Current President Vincent Price, who was then provost at the University of Pennsylvania, made only slightly less than Brodhead in 2016 at $1.28 million in total compensation. 

Although Price’s paycheck at Duke is not yet public, Burness told The Chronicle in December 2016 that Price would probably see a bigger paycheck once landing Duke’s presidential gig.

“The president would likely be paid more than a provost, let’s put it that way,” Burness said.

Despite his position at the helm of the University, Brodhead was not the highest-paid official at Duke in 2016. His salary was dwarfed by that of men’s basketball coach Mike Krzyzewski—who made just more than $7 million that year—but some Duke officials without athletic affiliations managed to beat out Brodhead as well.

Neal Triplett, president and CEO at Duke Management Company (DUMAC), made nearly $3.9 million in 2016. 

With that paycheck, he earned more than any other listed employee besides Krzyzewski—including football head coach David Cutcliffe and women’s basketball head coach Joanne P. McCallie. 

Other DUMAC employees also appeared on the list of Duke’s most highly compensated. Alice Gould also beat out Brodhead’s compensation at $1.45 million as an investment manager who oversaw Duke’s private investments.

Evan Jones, manager of DUMAC’s direct investments portfolio, made $1.34 million in 2016, and Justin Nixon, an investment manager who heads up the public securities team, earned nearly $970,000. 

“DUMAC compensation is reviewed and approved by the DUMAC Board of Directors and subject to oversight by the Duke University Board of Trustees,” Schoenfeld wrote. “DUMAC compensation generally includes base compensation as well as incentive compensation linked to investment performance.”

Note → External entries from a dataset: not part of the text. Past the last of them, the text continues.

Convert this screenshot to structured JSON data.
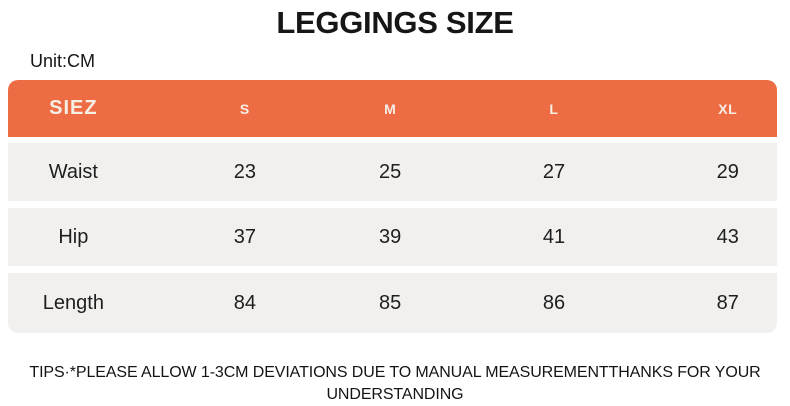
{
  "chart_data": {
    "type": "table",
    "title": "LEGGINGS SIZE",
    "unit_label": "Unit:CM",
    "header": {
      "corner_label": "SIEZ",
      "size_columns": [
        "S",
        "M",
        "L",
        "XL"
      ]
    },
    "rows": [
      {
        "label": "Waist",
        "values": [
          23,
          25,
          27,
          29
        ]
      },
      {
        "label": "Hip",
        "values": [
          37,
          39,
          41,
          43
        ]
      },
      {
        "label": "Length",
        "values": [
          84,
          85,
          86,
          87
        ]
      }
    ],
    "note": "TIPS·*PLEASE ALLOW 1-3CM DEVIATIONS DUE TO MANUAL MEASUREMENTTHANKS FOR YOUR UNDERSTANDING",
    "layout_hints": {
      "legend_position": "none",
      "grid": "off"
    }
  },
  "colors": {
    "accent_orange": "#ED6C43",
    "header_text": "#F6EFE6",
    "row_background": "#F1F0EE",
    "body_text": "#1E1E1E",
    "page_background": "#FFFFFF"
  }
}
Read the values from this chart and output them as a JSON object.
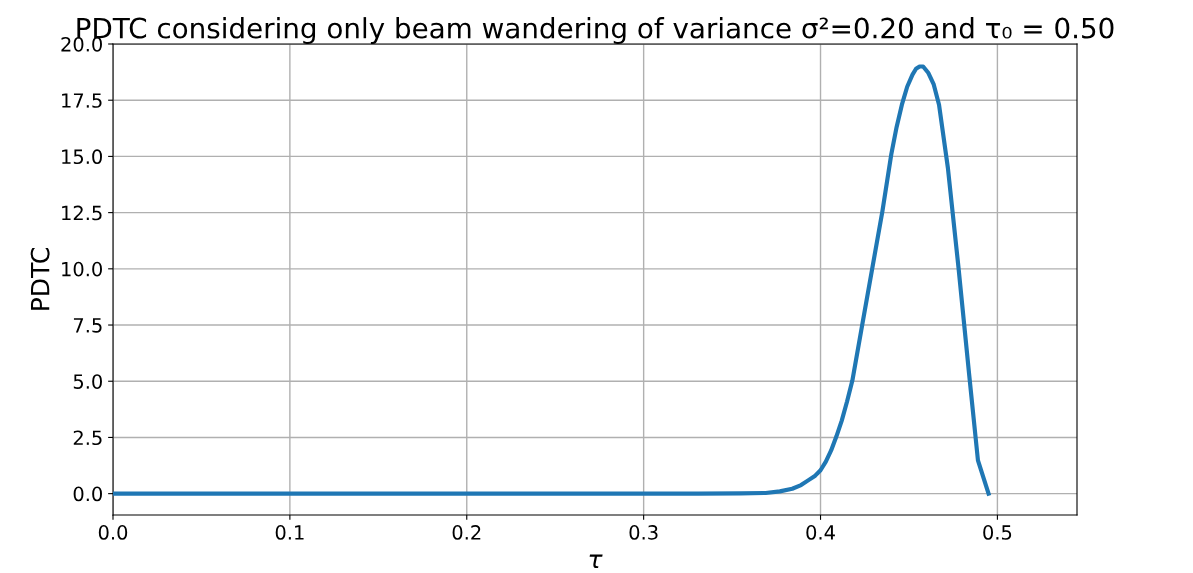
{
  "chart_data": {
    "type": "line",
    "title": "PDTC considering only beam wandering of variance σ²=0.20 and τ₀ = 0.50",
    "xlabel": "τ",
    "ylabel": "PDTC",
    "series": [
      {
        "color": "#1f77b4",
        "x": [
          0,
          0.1,
          0.2,
          0.3,
          0.331,
          0.355,
          0.369,
          0.377,
          0.384,
          0.389,
          0.393,
          0.397,
          0.4,
          0.403,
          0.406,
          0.409,
          0.412,
          0.415,
          0.418,
          0.423,
          0.429,
          0.435,
          0.44,
          0.443,
          0.446,
          0.449,
          0.452,
          0.454,
          0.456,
          0.458,
          0.461,
          0.464,
          0.467,
          0.472,
          0.478,
          0.484,
          0.489,
          0.495
        ],
        "values": [
          0,
          0,
          0,
          0,
          0,
          0.01,
          0.03,
          0.1,
          0.22,
          0.38,
          0.59,
          0.8,
          1.04,
          1.42,
          1.92,
          2.55,
          3.25,
          4.1,
          5.03,
          7.25,
          9.91,
          12.57,
          15.09,
          16.3,
          17.3,
          18.1,
          18.64,
          18.9,
          19.0,
          19.0,
          18.71,
          18.2,
          17.3,
          14.49,
          10.06,
          5.32,
          1.48,
          0
        ]
      }
    ],
    "xlim": [
      0,
      0.545
    ],
    "ylim": [
      -0.95,
      20
    ],
    "xticks": [
      {
        "value": 0,
        "label": "0.0"
      },
      0.1,
      0.2,
      0.3,
      0.4,
      0.5
    ],
    "yticks": [
      {
        "value": 0,
        "label": "0.0"
      },
      2.5,
      {
        "value": 5,
        "label": "5.0"
      },
      7.5,
      {
        "value": 10,
        "label": "10.0"
      },
      12.5,
      {
        "value": 15,
        "label": "15.0"
      },
      17.5,
      {
        "value": 20,
        "label": "20.0"
      }
    ],
    "grid": true,
    "line_style": "solid",
    "marker": "none"
  }
}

Those at the helm of Duke’s medical operations made millions in 2016.

A. Eugene Washington, chancellor of the health system, was compensated over $2.2 million, a steep increase from the $1.2 million he made in the prior year. Although she has since stepped down from the position, former Dean of the School of Medicine Nancy Andrews netted $1.05 million in 2016.

Not everyone collecting pay from Duke currently works at the University.

Ex-Provost Peter Lange, who was Duke’s longest-serving provost after his tenure from 1999 to 2014, collected nearly $550,000 in 2016. This number stands at around $150,000 less than current Provost Sally Kornbluth’s compensation of roughly $710,000.

Victor Dzau—who stepped down as chancellor of health affairs in 2014—both received more than $140,000 in 2016.

Although Burness did not know the basis of any individual’s compensation, he explained that former officers and deans may continue receiving compensation when they step back into a faculty role.

“It is not uncommon that when [officers and deans] return to the faculty, they receive compensation that is somewhat fair as a result of their having been an officer,” he said.

Dzau is currently the James B. Duke professor of medicine and Lange was a professor with tenure in the political science department and the Sanford School of Public Policy until 2018.

Burness added that administrators could also choose to defer their compensation so that it becomes spaced out during retirement.